“What drives modern man so strongly to style is the unburdening and concealment of the personal, which is the essence of style. Subjectivism and individuality have intensified to breaking-point and in the stylized designs, from those of behavior to those of home furnishing there is a mitigation and toning down of this acute personality to a generality and its law.” (Simmel on Culture)
My work engages stages of the adaptation of ‘fashions.’ How taste, even ‘bad taste’ can be celebrated in aristocratic society, but once mimicked by a different social sphere it can become kitsch and regarded as ‘aesthetic slumming.’ The concept of fashion and its association with modernity is interplay between individual imitation and differentiation.
Kitsch excites the desire for ownership, and suggests ‘hominess,’ or the kind of clutter in which objects are assembled in an attempt to signify wealth and taste. Chintz, beads, lace can function as unnecessary embellishment that are piled on in an attempt to dress up an object, creating a veil for it humble beginnings, while plastic attempts to preserve it.
Fashion, adornment, and ornament all have vicious life cycles- newness is simultaneously associated with demise and death. Though fashion and adornment are closely related to the body, ornament can expand to architecture and environment. I begin to blur the boundaries of body and object, different social classes, the beautiful and the repugnant, the outside and the inside. These decorative acts function as an aesthetic veil, that draws attention to itself but is ultimately removed when the viewer discovers what attracts them to the work are deficiencies.
CROWNS & VEILS 2011-2013
I construct decorative, non-functional glass headdresses to initiate a new conversation about narcissistic female adornment. Throughout history the cultural construction of feminine identity has contributed to a persistent desire by women to transcend what nature has given them physically. I believe these gestures of transformation are made selfishly and with pleasure, in hopes to achieve a fantasy. The glass headdresses function as a separation between viewer and ‘wearer.’ This distance enables the ‘wearer’ to be transformed into the fantastical creature; however, this distance is only a counterfeit perfection.

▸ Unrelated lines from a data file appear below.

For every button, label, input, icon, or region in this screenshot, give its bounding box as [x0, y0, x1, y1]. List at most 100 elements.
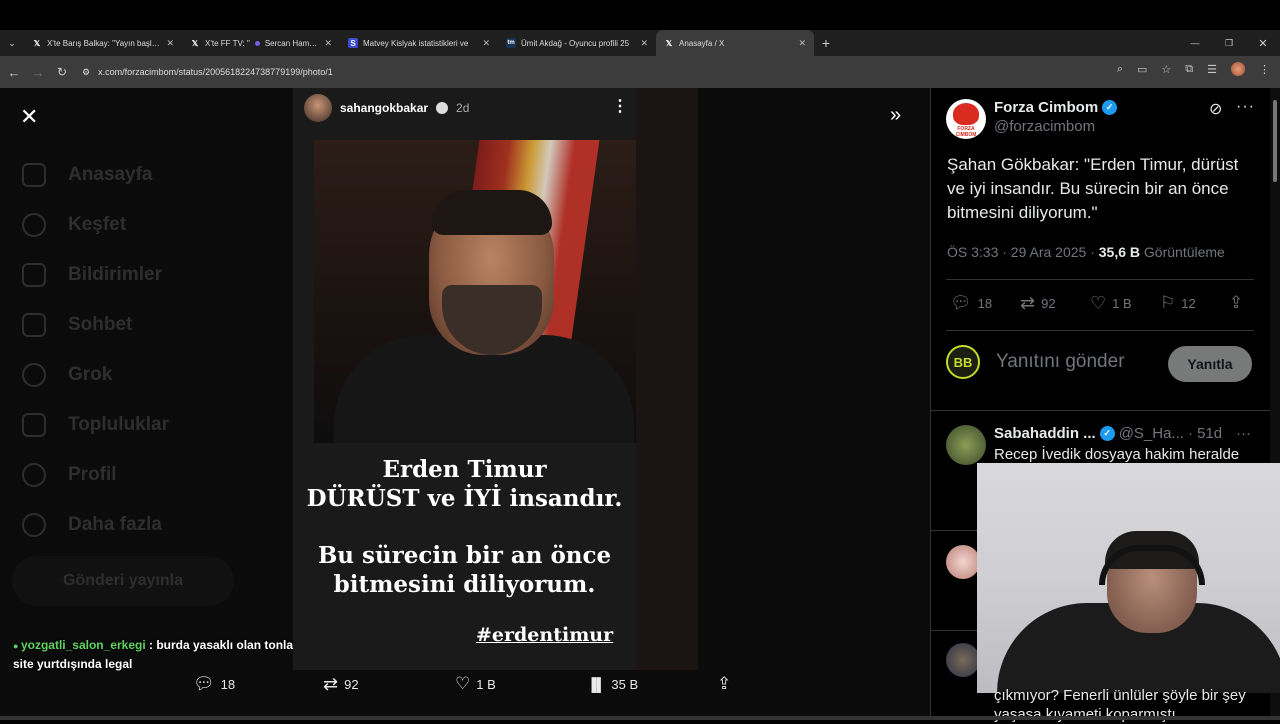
- like-action[interactable]: ♡ 1 B: [455, 674, 496, 694]
- adjacent-photo-edge: [636, 88, 698, 670]
- story-caption: Erden Timur DÜRÜST ve İYİ insandır. Bu s…: [293, 455, 636, 599]
- close-icon[interactable]: ✕: [798, 38, 806, 49]
- reply-avatar[interactable]: [946, 425, 986, 465]
- divider: [946, 279, 1254, 280]
- stat-replies[interactable]: 💬︎ 18: [950, 293, 992, 313]
- stat-bookmarks[interactable]: ⚐ 12: [1160, 293, 1196, 313]
- sidepanel-icon[interactable]: ☰: [1207, 63, 1217, 76]
- forward-icon[interactable]: →: [26, 65, 50, 80]
- webcam-overlay: [977, 463, 1280, 693]
- stat-retweets[interactable]: ⇄ 92: [1020, 293, 1056, 314]
- bookmark-icon: ⚐: [1160, 293, 1176, 312]
- story-avatar: [304, 94, 332, 122]
- more-options-icon[interactable]: ···: [1236, 425, 1251, 442]
- author-handle: @forzacimbom: [994, 118, 1096, 135]
- mail-icon: [22, 313, 46, 337]
- profile-avatar[interactable]: [1231, 62, 1245, 76]
- reload-icon[interactable]: ↻: [50, 65, 74, 79]
- close-icon[interactable]: ✕: [324, 38, 332, 49]
- retweet-count: 92: [344, 676, 359, 692]
- story-header: sahangokbakar 2d: [304, 94, 469, 122]
- tweet-views-count: 35,6 B: [1098, 244, 1141, 260]
- sidebar-item-explore: Keşfet: [22, 200, 169, 250]
- bell-icon: [22, 263, 46, 287]
- browser-toolbar-icons: ⌕ ▭ ☆ ⧉ ☰ ⋮: [1117, 62, 1270, 76]
- tab-0[interactable]: 𝕏 X'te Barış Balkay: "Yayın başladı ✕: [24, 30, 182, 56]
- url-field[interactable]: ⚙ x.com/forzacimbom/status/2005618224738…: [82, 62, 1082, 82]
- reply-avatar[interactable]: [946, 643, 980, 677]
- lion-logo-icon: [953, 103, 979, 125]
- stat-likes[interactable]: ♡ 1 B: [1090, 293, 1132, 314]
- tweet-meta: ÖS 3:33 · 29 Ara 2025 · 35,6 B Görüntüle…: [947, 244, 1225, 260]
- back-icon[interactable]: ←: [2, 65, 26, 80]
- new-tab-icon[interactable]: +: [814, 35, 838, 51]
- reply-button[interactable]: Yanıtla: [1168, 346, 1252, 382]
- reply-action[interactable]: 💬︎ 18: [193, 674, 235, 694]
- more-icon: [22, 513, 46, 537]
- sidebar-nav-dimmed: Anasayfa Keşfet Bildirimler Sohbet Grok …: [22, 150, 169, 550]
- divider: [930, 410, 1270, 411]
- reply-author-name: Sabahaddin ...: [994, 425, 1096, 442]
- like-count: 1 B: [476, 676, 496, 692]
- story-line4: bitmesini diliyorum.: [333, 571, 596, 598]
- sidebar-label: Grok: [68, 364, 113, 385]
- url-text: x.com/forzacimbom/status/200561822473877…: [98, 67, 333, 77]
- extensions-icon[interactable]: ⧉: [1185, 63, 1193, 76]
- stat-retweets-count: 92: [1041, 296, 1056, 311]
- story-line2: DÜRÜST ve İYİ insandır.: [306, 485, 623, 512]
- heart-icon: ♡: [455, 674, 471, 693]
- retweet-action[interactable]: ⇄ 92: [323, 674, 359, 695]
- expand-panel-icon[interactable]: »: [890, 104, 901, 127]
- bookmark-star-icon[interactable]: ☆: [1161, 63, 1171, 76]
- verified-icon: [436, 102, 449, 114]
- restore-icon[interactable]: ❐: [1212, 38, 1246, 49]
- sidebar-label: Anasayfa: [68, 164, 153, 185]
- verified-icon: ✓: [1102, 100, 1118, 115]
- views-action[interactable]: ▐▌ 35 B: [587, 677, 638, 692]
- close-icon[interactable]: ✕: [20, 104, 38, 130]
- grok-icon: [22, 363, 46, 387]
- sidebar-item-profile: Profil: [22, 450, 169, 500]
- close-icon[interactable]: ✕: [640, 38, 648, 49]
- scrollbar-thumb[interactable]: [1273, 100, 1277, 182]
- person-hair: [432, 190, 552, 235]
- reply-avatar[interactable]: [946, 545, 980, 579]
- share-action[interactable]: ⇪: [717, 674, 731, 694]
- tab-3[interactable]: S Matvey Kislyak istatistikleri ve ✕: [340, 30, 498, 56]
- author-avatar[interactable]: FORZA CIMBOM: [946, 99, 986, 139]
- tweet-author[interactable]: FORZA CIMBOM Forza Cimbom ✓ @forzacimbom: [946, 99, 1118, 139]
- cast-icon[interactable]: ▭: [1137, 63, 1147, 76]
- minimize-icon[interactable]: —: [1178, 38, 1212, 48]
- tab-5[interactable]: 𝕏 Anasayfa / X ✕: [656, 30, 814, 56]
- dot-icon: [254, 40, 260, 46]
- stat-share[interactable]: ⇪: [1229, 293, 1243, 313]
- reply-item[interactable]: Sabahaddin ... ✓ @S_Ha... · 51d Recep İvedi…: [946, 425, 1254, 465]
- reply-input[interactable]: Yanıtını gönder: [996, 351, 1125, 373]
- grok-explain-icon[interactable]: ⊘: [1209, 99, 1222, 119]
- window-close-icon[interactable]: ✕: [1246, 37, 1280, 50]
- tab-strip: ⌄ 𝕏 X'te Barış Balkay: "Yayın başladı ✕ 𝕏X…: [0, 30, 1280, 56]
- reply-text: Recep İvedik dosyaya hakim heralde: [994, 446, 1240, 463]
- zoom-icon[interactable]: ⌕: [1117, 63, 1123, 76]
- close-icon[interactable]: ✕: [482, 38, 490, 49]
- sidebar-item-notifications: Bildirimler: [22, 250, 169, 300]
- stream-chat-message: ● yozgatli_salon_erkegi : burda yasaklı …: [13, 636, 303, 673]
- tab-1[interactable]: 𝕏 X'te FF TV: " Sercan Hamzao ✕: [182, 30, 340, 56]
- person-icon: [22, 463, 46, 487]
- site-info-icon[interactable]: ⚙: [82, 67, 90, 78]
- heart-icon: ♡: [1090, 293, 1107, 313]
- reply-header: Sabahaddin ... ✓ @S_Ha... · 51d: [994, 425, 1254, 442]
- tab-list-icon[interactable]: ⌄: [0, 38, 24, 49]
- close-icon[interactable]: ✕: [166, 38, 174, 49]
- tweet-time[interactable]: ÖS 3:33 · 29 Ara 2025 ·: [947, 244, 1099, 260]
- sidebar-item-home: Anasayfa: [22, 150, 169, 200]
- avatar-logo-text: FORZA CIMBOM: [955, 126, 977, 138]
- menu-icon[interactable]: ⋮: [1259, 63, 1270, 76]
- address-bar: ← → ↻ ⚙ x.com/forzacimbom/status/2005618…: [0, 56, 1280, 88]
- stat-likes-count: 1 B: [1112, 296, 1132, 311]
- tab-4[interactable]: tm Ümit Akdağ - Oyuncu profili 25 ✕: [498, 30, 656, 56]
- tweet-views-label: Görüntüleme: [1140, 244, 1225, 260]
- tab-title-extra: Sercan Hamzao: [264, 38, 320, 48]
- reply-handle: @S_Ha...: [1118, 425, 1184, 442]
- more-options-icon[interactable]: ···: [1236, 98, 1255, 116]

I am interested in women’s attempts to fit popular cultural representation and how often this results in a suspension of their critical self-awareness. How women’s efforts to fulfill these representations can lead to feelings of guilt and the simultaneous assertion of individual power and the creation of a ‘feminine mystique.’ Finally I am interested in the adornments of the celebration of the ‘perfect’ woman. These celebrations can include beauty queens, exotic dancers, and ironically in it’s most extreme manifestation: the bride.